People love the idea of freedom but most don’t understand the cost

You see – When the founding fathers wrote the original documents by which our country governs itself today, they had muskets. To them, all of the happenings today were “unthinkable” because never in their wildest dreams could they have imagined half the things that have happened. BUT flash forward to today where – in 2022 alone – (mind you we are only 6 months in), there have been an estimated 214 mass shootings (IN THE UNITED STATES). And because google defines a mass shooting as an event that takes a minimum of three to four lives in a short period of time the bare minimum toll of those combined events is equal six hundred and forty two (642) lives lost — but according to insider news the death toll due to gun violence in 2022 ALONE currently sits at Seventeen thousand, three hundred lives lost (17,300 – dead) — that’s a little higher than the definitions minimum isnt it?

But in a couple of weeks, the dust of this will settle, Texas reps will stop their press conferences and their empty apologies and we will have some quiet time to reflect until the next shooting happens… This is the cost of freedom in America. This is the cost of maintaining the value of the second ammendment. This is the debt that we pay and in my personal opinion, it is disgusting, the cost is far too high, and it is the furthest thing from “unthinkable” that I can think of.
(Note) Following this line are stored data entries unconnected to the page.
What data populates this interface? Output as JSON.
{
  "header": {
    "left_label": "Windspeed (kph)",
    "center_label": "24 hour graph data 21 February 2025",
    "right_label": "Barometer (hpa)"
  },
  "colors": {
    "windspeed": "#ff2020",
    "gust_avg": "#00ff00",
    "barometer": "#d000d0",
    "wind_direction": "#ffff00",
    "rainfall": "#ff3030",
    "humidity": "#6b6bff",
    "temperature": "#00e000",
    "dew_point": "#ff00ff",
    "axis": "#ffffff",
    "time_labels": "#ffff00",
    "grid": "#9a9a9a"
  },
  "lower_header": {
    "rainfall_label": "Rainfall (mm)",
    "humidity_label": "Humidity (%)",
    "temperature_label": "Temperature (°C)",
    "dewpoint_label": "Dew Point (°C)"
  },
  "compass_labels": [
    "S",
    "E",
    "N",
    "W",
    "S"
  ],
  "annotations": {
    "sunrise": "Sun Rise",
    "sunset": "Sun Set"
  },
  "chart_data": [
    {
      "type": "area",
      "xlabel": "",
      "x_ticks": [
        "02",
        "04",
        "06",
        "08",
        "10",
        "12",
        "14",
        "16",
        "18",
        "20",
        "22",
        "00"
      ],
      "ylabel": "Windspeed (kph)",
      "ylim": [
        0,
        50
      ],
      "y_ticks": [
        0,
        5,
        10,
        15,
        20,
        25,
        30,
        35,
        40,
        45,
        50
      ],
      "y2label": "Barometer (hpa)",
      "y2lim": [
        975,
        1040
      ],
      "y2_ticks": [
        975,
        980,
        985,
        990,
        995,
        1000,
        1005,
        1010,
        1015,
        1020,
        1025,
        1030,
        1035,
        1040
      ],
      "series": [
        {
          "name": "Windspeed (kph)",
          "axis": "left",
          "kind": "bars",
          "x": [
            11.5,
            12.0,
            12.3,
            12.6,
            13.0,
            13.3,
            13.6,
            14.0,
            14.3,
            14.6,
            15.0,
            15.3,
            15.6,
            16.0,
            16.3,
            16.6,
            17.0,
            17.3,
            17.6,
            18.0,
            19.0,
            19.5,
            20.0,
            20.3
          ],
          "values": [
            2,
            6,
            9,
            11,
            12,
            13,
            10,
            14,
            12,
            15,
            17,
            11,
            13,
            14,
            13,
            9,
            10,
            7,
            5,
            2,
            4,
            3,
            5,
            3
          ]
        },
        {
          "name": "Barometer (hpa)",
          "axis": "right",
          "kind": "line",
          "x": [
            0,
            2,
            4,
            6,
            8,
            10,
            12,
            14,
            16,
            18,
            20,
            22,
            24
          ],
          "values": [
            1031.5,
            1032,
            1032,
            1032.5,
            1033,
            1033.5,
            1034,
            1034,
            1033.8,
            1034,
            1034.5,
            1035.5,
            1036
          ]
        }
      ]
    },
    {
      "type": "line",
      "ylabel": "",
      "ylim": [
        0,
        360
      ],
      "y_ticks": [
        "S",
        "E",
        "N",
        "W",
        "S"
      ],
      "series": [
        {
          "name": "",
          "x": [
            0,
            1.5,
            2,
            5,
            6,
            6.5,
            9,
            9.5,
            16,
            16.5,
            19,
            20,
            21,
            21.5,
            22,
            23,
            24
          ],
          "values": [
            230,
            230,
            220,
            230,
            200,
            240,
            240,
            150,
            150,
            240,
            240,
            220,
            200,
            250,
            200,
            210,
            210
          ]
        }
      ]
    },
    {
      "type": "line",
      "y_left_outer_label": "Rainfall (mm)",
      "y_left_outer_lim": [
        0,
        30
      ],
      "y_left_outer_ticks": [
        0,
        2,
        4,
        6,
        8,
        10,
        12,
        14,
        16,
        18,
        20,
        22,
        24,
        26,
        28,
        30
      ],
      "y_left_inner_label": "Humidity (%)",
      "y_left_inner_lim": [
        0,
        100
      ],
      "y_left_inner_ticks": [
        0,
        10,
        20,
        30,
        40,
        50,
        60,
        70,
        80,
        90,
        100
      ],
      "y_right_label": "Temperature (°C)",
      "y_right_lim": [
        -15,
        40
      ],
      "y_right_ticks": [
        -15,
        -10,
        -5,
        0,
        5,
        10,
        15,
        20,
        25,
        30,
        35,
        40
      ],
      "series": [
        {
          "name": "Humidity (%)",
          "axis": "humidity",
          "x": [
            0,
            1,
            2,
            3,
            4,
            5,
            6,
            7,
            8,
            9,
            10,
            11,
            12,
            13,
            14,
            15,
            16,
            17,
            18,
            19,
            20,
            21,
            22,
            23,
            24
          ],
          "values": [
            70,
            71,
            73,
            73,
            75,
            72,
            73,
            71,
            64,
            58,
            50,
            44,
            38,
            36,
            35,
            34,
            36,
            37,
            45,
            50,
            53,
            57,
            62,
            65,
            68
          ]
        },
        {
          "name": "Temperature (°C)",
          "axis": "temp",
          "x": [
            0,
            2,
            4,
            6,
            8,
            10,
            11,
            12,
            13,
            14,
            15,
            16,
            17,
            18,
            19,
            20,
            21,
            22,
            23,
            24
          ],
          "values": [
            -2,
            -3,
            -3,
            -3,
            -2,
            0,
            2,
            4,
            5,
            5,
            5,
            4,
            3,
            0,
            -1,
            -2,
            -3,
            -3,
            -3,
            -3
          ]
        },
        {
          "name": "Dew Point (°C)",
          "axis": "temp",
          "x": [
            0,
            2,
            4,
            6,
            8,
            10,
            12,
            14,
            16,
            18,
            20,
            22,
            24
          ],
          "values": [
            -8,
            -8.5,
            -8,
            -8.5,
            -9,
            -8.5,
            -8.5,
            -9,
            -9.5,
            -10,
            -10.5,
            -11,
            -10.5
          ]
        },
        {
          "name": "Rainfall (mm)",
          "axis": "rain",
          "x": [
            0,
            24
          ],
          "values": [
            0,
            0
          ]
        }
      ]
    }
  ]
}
Look, at the end of the day, I don’t think we should take anyone’s right to bear arms away, but I think we should consider re-establishing what arms they have access to and how easily they are granted access to them. And the reason this article focuses on school shootings rather than the dozens of other mass shootings is because our government has shown time and time again that they won’t change no matter who falls prey to these attacks, but discussions where children are involved are much more likely to garner support. And don’t get me started on how angry it makes me that that even needs to be said or the fact that the absurd levels of inequality in this country span accross all kinds of labels and personal identifiers.

but I digress… where was I, oh yes – “at the end of the day, I don’t think we should take anyone’s right to bear arms away, but I think we should consider re-establishing what arms they have access to and how easily they are granted access to them.” —

If you want a pistol or a riffle or even a bayonet to defend yourself – I am all for it, after all that is what the founding fathers intended, but with what is happening and what continues to happen things can not and truly should not stay as they are. And to be clear, that’s not a political opinion. The stance I take isn’t because I am a democrat, it isn’t because I am a woman and because my rights have been threatened recently, it isn’t because I am anything – it’s simply because I am a person and because if I am lucky enough to have kids one day, the last thing I want is to be scared to send them to school.

In this life or any other – the last thing anyone wants is to live in a state of fear, but for our country, for the minorities in it, that’s all we and they know.

So stop claiming that very preventable acts are “unthinkable,” stop apologizing to and praying for the families who continue to lose everything without bearing responsibility for what is happening to them, stop allowing this damn country to be like the freaking wild west, and stop allowing any old person above the age of 18 to buy a semi-automattic weapon — because by now, and when it comes to gun violence in america, too many of our kids (and citizens) have not only thought of it, but they’ve lived it – and that should be enough insentive for real change to be made.